A few hours after I was removed from WordPress, I was back up and received a note of explanation:
Hi,
The link to bobjohnson.com did that. It’s a site spammers link to very heavily so it is automatically scanned for now.
Sorry it caught you.
Your blog will not now be checked by these scans so please do not worry about tripping one again.
I do apologize for the shock and worry we caused you.
Mark
Now, Bob Johnson is a very respected higher ed consultant. He does an excellent newsletter and a good blog. There’s just nothing bad about the guy, but apparently spammers love his site. I still don’t understand the mechanics of what Mark explained but I know many of you do. So if you Web folks would send a note of explanation, all us PR types would be grateful.
I appreciated the response, which was fairly prompt, and the explanation. I also appreciated the fact that Mark sent it to me. It wasn’t signed The xxxxxx Team like so any other sites. It was Mark and it was an explanation, and it was an apology (“for the shock and worry we caused you” — only a human could generate a message like that).

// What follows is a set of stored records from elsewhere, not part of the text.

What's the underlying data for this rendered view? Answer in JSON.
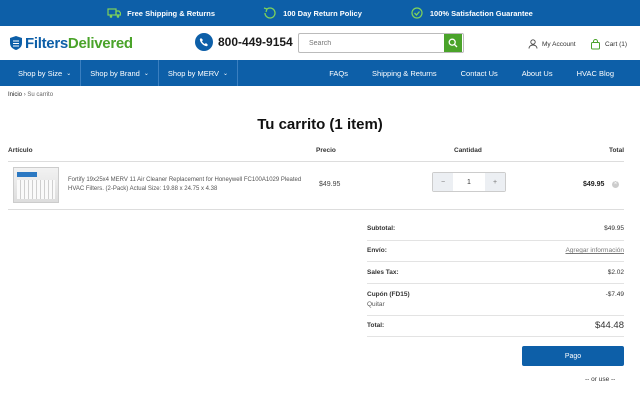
{
  "topbar": {
    "items": [
      {
        "icon": "truck-icon",
        "label": "Free Shipping & Returns"
      },
      {
        "icon": "return-icon",
        "label": "100 Day Return Policy"
      },
      {
        "icon": "guarantee-icon",
        "label": "100% Satisfaction Guarantee"
      }
    ]
  },
  "header": {
    "logo_part1": "Filters",
    "logo_part2": "Delivered",
    "phone": "800-449-9154",
    "search_placeholder": "Search",
    "account_label": "My Account",
    "cart_label": "Cart (1)"
  },
  "nav": {
    "left": [
      "Shop by Size",
      "Shop by Brand",
      "Shop by MERV"
    ],
    "right": [
      "FAQs",
      "Shipping & Returns",
      "Contact Us",
      "About Us",
      "HVAC Blog"
    ]
  },
  "breadcrumb": {
    "home": "Inicio",
    "current": "Su carrito"
  },
  "page_title": "Tu carrito (1 item)",
  "table": {
    "headers": {
      "item": "Artículo",
      "price": "Precio",
      "qty": "Cantidad",
      "total": "Total"
    },
    "row": {
      "name": "Fortify 19x25x4 MERV 11 Air Cleaner Replacement for Honeywell FC100A1029 Pleated HVAC Filters. (2-Pack) Actual Size: 19.88 x 24.75 x 4.38",
      "price": "$49.95",
      "quantity": "1",
      "total": "$49.95",
      "minus": "−",
      "plus": "+",
      "remove": "×"
    }
  },
  "summary": {
    "subtotal_label": "Subtotal:",
    "subtotal": "$49.95",
    "shipping_label": "Envío:",
    "shipping": "Agregar información",
    "tax_label": "Sales Tax:",
    "tax": "$2.02",
    "coupon_label": "Cupón (FD15)",
    "coupon": "-$7.49",
    "coupon_remove": "Quitar",
    "total_label": "Total:",
    "total": "$44.48"
  },
  "checkout": {
    "pay_label": "Pago",
    "or_use": "-- or use --"
  },
  "colors": {
    "primary": "#0d5fa8",
    "accent": "#4aa32a"
  }
}
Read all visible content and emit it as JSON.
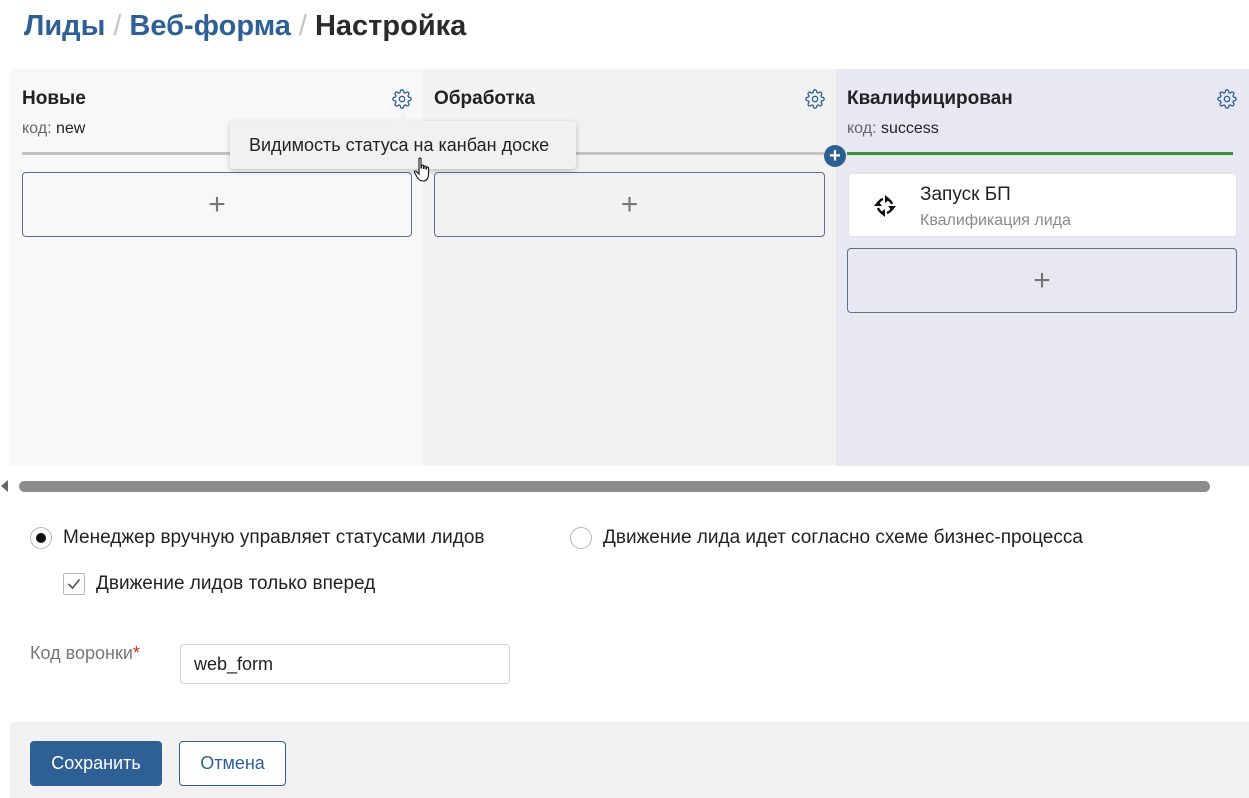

And when I got the note, I loved Mark as a person and WordPress as a responsible and responsive site. (Although fo awhile I felt like a Kafka character thrown into exile by anonymous machines and left to float in a cyber junkyard while the emotionless army of x’s and o’s trudged onward).
Thanks Mark and WordPress. It was a glitch. You responded, explained and apologized. It was good customer service and good marketing.
(Now, somebody, translate Mark’s explanation).